2007's Final Fantasy VI Advance is probably the series' most interesting Game Boy Advance re-release. Final Fantasy VI (released for the SNES in 1994 as Final Fantasy III) is a special game because it successfully relays a very deep and serious story despite Nintendo of America's restrictions on certain content at the time. Ted Woolsey takes much of the credit here: He delivered unto us an historic plot about death and the apocalypse despite the fact he was forbidden to use the word "die." That's nutty.
Despite Woolsey's wizardry, it quickly became obvious the SNES release of Final Fantasy VI is missing chunks of content. The current wars being fought over censorship, localization, and Nintendo's policies aren't new: They were hot and vicious as far back as the late '90s, when people first entered online fandom in earnest. The only difference is people spat venom at Nintendo from Usenet groups and hastily-constructed Geocities pages instead of social media.
But Final Fantasy VI's axed content wasn't simply a matter of Nintendo saying "No" while scribbling over the English script with a red marker. It's easy to forget how limited cartridge space was in the '90s, especially for a text-heavy story like Final Fantasy VI. Words require memory. When a game is translated from compact Japanese to the sprawling, lolling beast that is English, a lot of extra space gets gobbled up, and trimming becomes necessary.
That's why the game script for Final Fantasy VI Advance feels a lot more fleshed-out if you're closely familiar with the script for Final Fantasy VI SNES. You suddenly realize how often Woolsey had to nix story points, or even cut off a sentence in its middle. The translation for Final Fantasy VI Advance restores what was undone while (thankfully) maintaining much of the character Woolsey infused into the first script.
Final Fantasy VI Advance also restores references to death, and rubs out the SNES game's instances of censorship. Well, most of it. You still won't see Siren's naked butt, but Celes's leap into the ocean is clearly an attempt at suicide, and Katarin is no longer magically married to Duane before she gets teen pregnant in the World of Ruin. You also won't see Celes getting kicked around by Imperial soldiers in the bowels of South Figaro in Final Fantasy VI Advance, though that bit of content was cut in Japan, and carried over to the US release.
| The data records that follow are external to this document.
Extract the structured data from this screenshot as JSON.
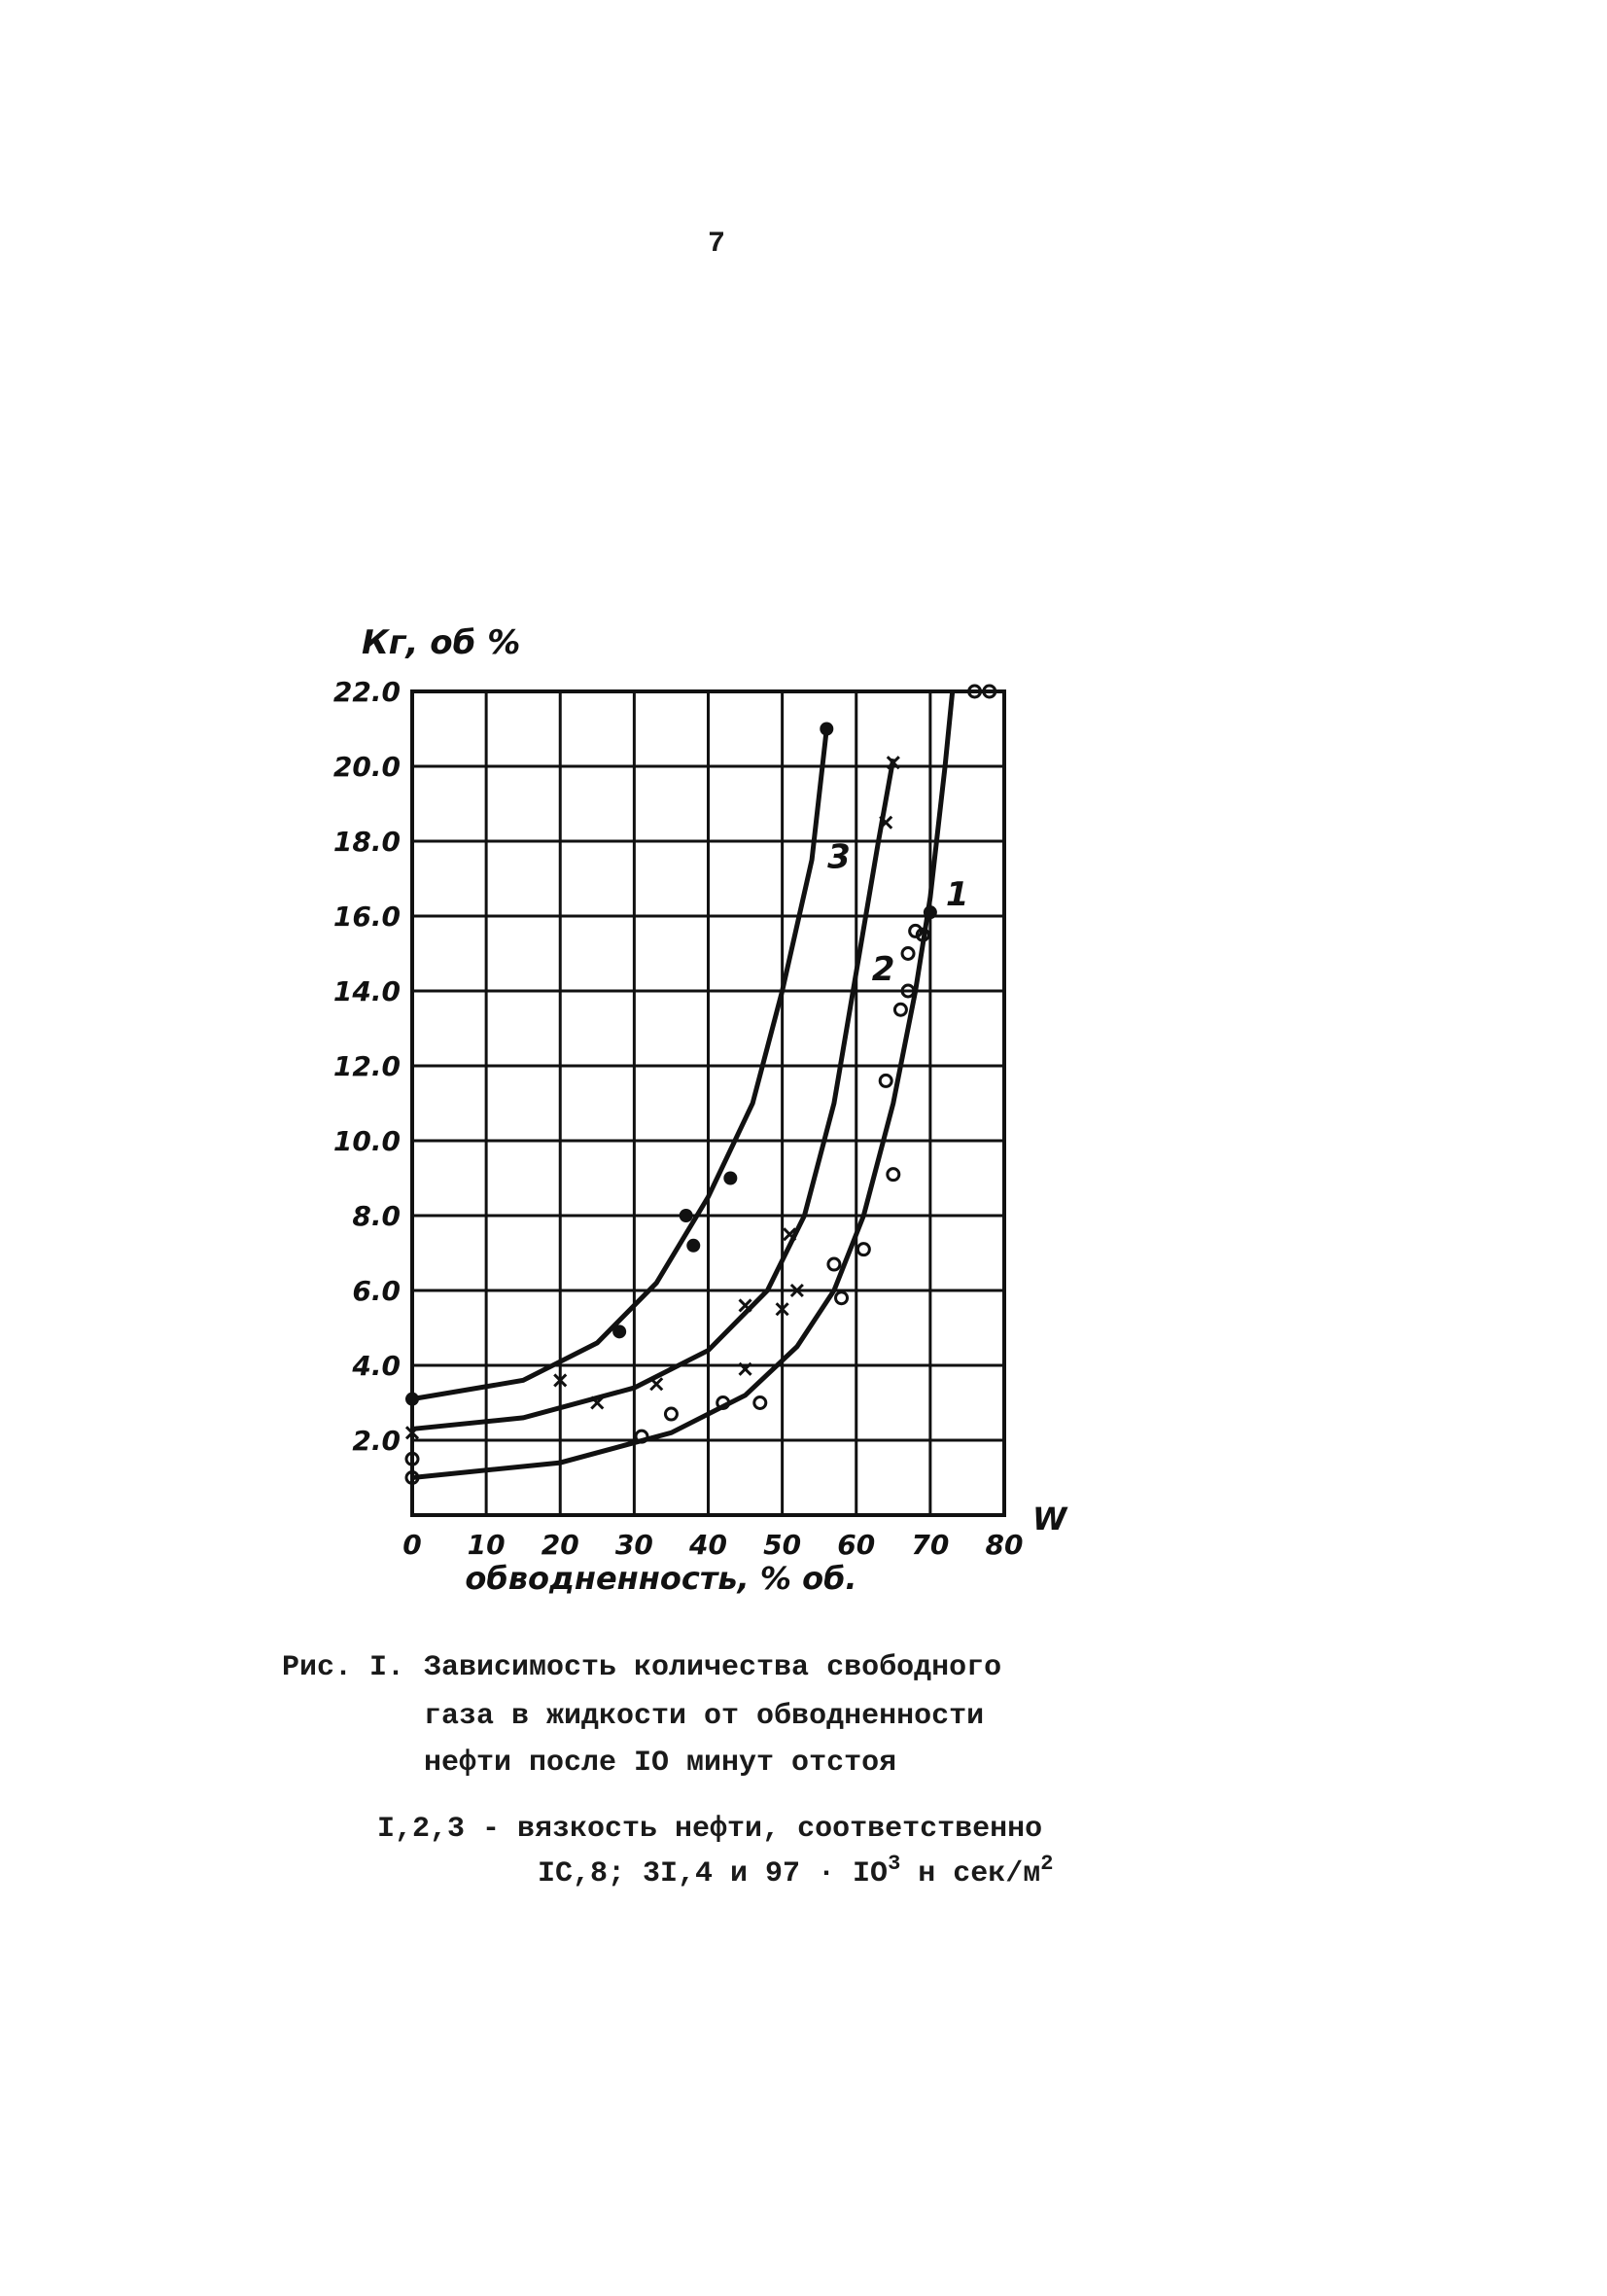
{
  "page_number": "7",
  "chart_data": {
    "type": "scatter",
    "y_label": "Кг, об %",
    "x_label": "обводненность, % об.",
    "x_symbol": "W",
    "xlim": [
      0,
      80
    ],
    "ylim": [
      0,
      22
    ],
    "xticks": [
      0,
      10,
      20,
      30,
      40,
      50,
      60,
      70,
      80
    ],
    "yticks": [
      {
        "value": 2,
        "label": "2.0"
      },
      {
        "value": 4,
        "label": "4.0"
      },
      {
        "value": 6,
        "label": "6.0"
      },
      {
        "value": 8,
        "label": "8.0"
      },
      {
        "value": 10,
        "label": "10.0"
      },
      {
        "value": 12,
        "label": "12.0"
      },
      {
        "value": 14,
        "label": "14.0"
      },
      {
        "value": 16,
        "label": "16.0"
      },
      {
        "value": 18,
        "label": "18.0"
      },
      {
        "value": 20,
        "label": "20.0"
      },
      {
        "value": 22,
        "label": "22.0"
      }
    ],
    "grid": true,
    "series": [
      {
        "name": "1",
        "marker": "circle",
        "color": "#111111",
        "x": [
          0,
          0,
          31,
          35,
          42,
          47,
          57,
          58,
          61,
          64,
          65,
          66,
          67,
          67,
          68,
          69,
          76,
          78
        ],
        "values": [
          1.5,
          1.0,
          2.1,
          2.7,
          3.0,
          3.0,
          6.7,
          5.8,
          7.1,
          11.6,
          9.1,
          13.5,
          14.0,
          15.0,
          15.6,
          15.5,
          22.0,
          22.0
        ],
        "curve_x": [
          0,
          20,
          35,
          45,
          52,
          57,
          61,
          65,
          68,
          70,
          72,
          73
        ],
        "curve_values": [
          1.0,
          1.4,
          2.2,
          3.2,
          4.5,
          6.0,
          8.0,
          11.0,
          14.0,
          16.5,
          20.0,
          22.0
        ]
      },
      {
        "name": "2",
        "marker": "cross",
        "color": "#111111",
        "x": [
          0,
          20,
          25,
          33,
          45,
          45,
          50,
          51,
          52,
          64,
          65
        ],
        "values": [
          2.2,
          3.6,
          3.0,
          3.5,
          5.6,
          3.9,
          5.5,
          7.5,
          6.0,
          18.5,
          20.1
        ],
        "curve_x": [
          0,
          15,
          30,
          40,
          48,
          53,
          57,
          60,
          63,
          65
        ],
        "curve_values": [
          2.3,
          2.6,
          3.4,
          4.4,
          6.0,
          8.0,
          11.0,
          14.5,
          18.0,
          20.2
        ]
      },
      {
        "name": "3",
        "marker": "dot",
        "color": "#111111",
        "x": [
          0,
          28,
          37,
          38,
          43,
          56,
          70
        ],
        "values": [
          3.1,
          4.9,
          8.0,
          7.2,
          9.0,
          21.0,
          16.1
        ],
        "curve_x": [
          0,
          15,
          25,
          33,
          40,
          46,
          50,
          54,
          56
        ],
        "curve_values": [
          3.1,
          3.6,
          4.6,
          6.2,
          8.5,
          11.0,
          14.0,
          17.5,
          21.0
        ]
      }
    ]
  },
  "caption": {
    "label": "Рис. I.",
    "lines": [
      "Зависимость количества свободного",
      "газа в жидкости от обводненности",
      "нефти после IO минут отстоя"
    ]
  },
  "note": {
    "line1": "I,2,3 - вязкость нефти, соответственно",
    "line2": "IC,8; 3I,4 и 97 · IO",
    "exp1": "3",
    "unit": " н сек/м",
    "exp2": "2"
  }
}
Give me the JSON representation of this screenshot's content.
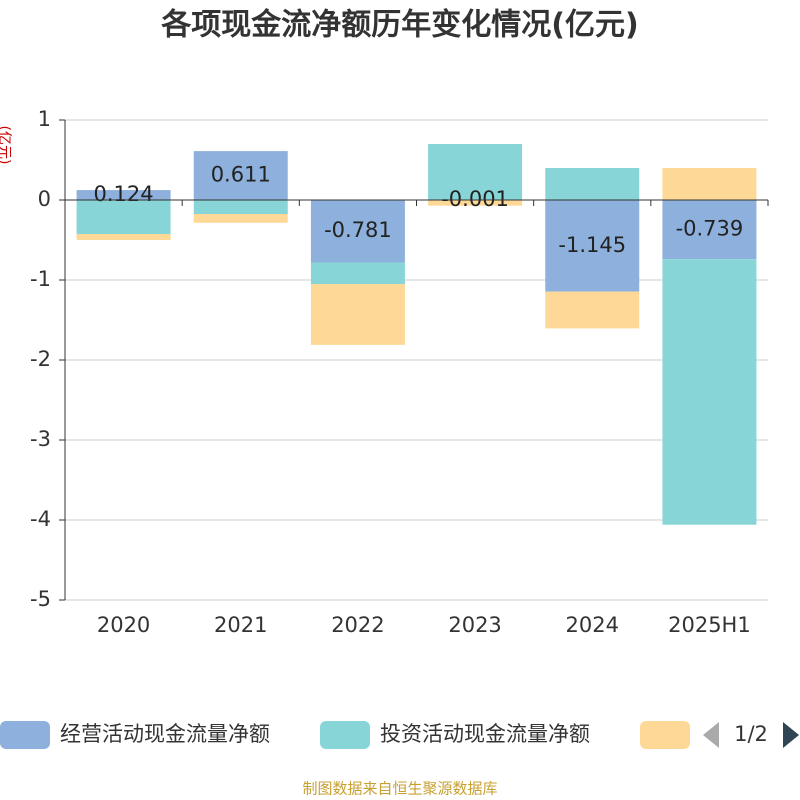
{
  "chart_data": {
    "type": "bar",
    "stacked": true,
    "title": "各项现金流净额历年变化情况(亿元)",
    "y_label": "(亿元)",
    "categories": [
      "2020",
      "2021",
      "2022",
      "2023",
      "2024",
      "2025H1"
    ],
    "series": [
      {
        "name": "经营活动现金流量净额",
        "color": "#8eb0dc",
        "values": [
          0.124,
          0.611,
          -0.781,
          -0.001,
          -1.145,
          -0.739
        ],
        "labels": true
      },
      {
        "name": "投资活动现金流量净额",
        "color": "#88d5d8",
        "values": [
          -0.425,
          -0.175,
          -0.27,
          0.7,
          0.4,
          -3.32
        ]
      },
      {
        "color": "#fed897",
        "values": [
          -0.075,
          -0.11,
          -0.76,
          -0.07,
          -0.46,
          0.4
        ]
      }
    ],
    "ylim": [
      -5,
      1
    ],
    "yticks": [
      1,
      0,
      -1,
      -2,
      -3,
      -4,
      -5
    ],
    "grid": true,
    "legend_pager": "1/2",
    "source": "制图数据来自恒生聚源数据库"
  }
}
Both Final Fantasy V Advance and Final Fantasy VI Advance can be found on iOS, Android, and Steam. Well, kind of: Though the content is generally intact, the game's new "HD" sprites are hideous. Still, if you can't secure actual hard copies of Final Fantasy's Advance remakes, the mobile / PC iterations aren't too hard to choke down.
To date, Final Fantasy IV Advance has only been upgraded once as Final Fantasy IV: The Complete Collection for PSP. Unlike its brothers, its redrawn HD sprites are works of art. If you own some manner of platform capable of playing PSP games, grab it.
However you choose to play the Final Fantasy remakes, or even if you choose not to play them at all, remember to thank the Game Boy Advance for giving us a purer, more palatable Final Fantasy experience.
Many happy returns, GBA! You lovely pocket-sized work horse, you.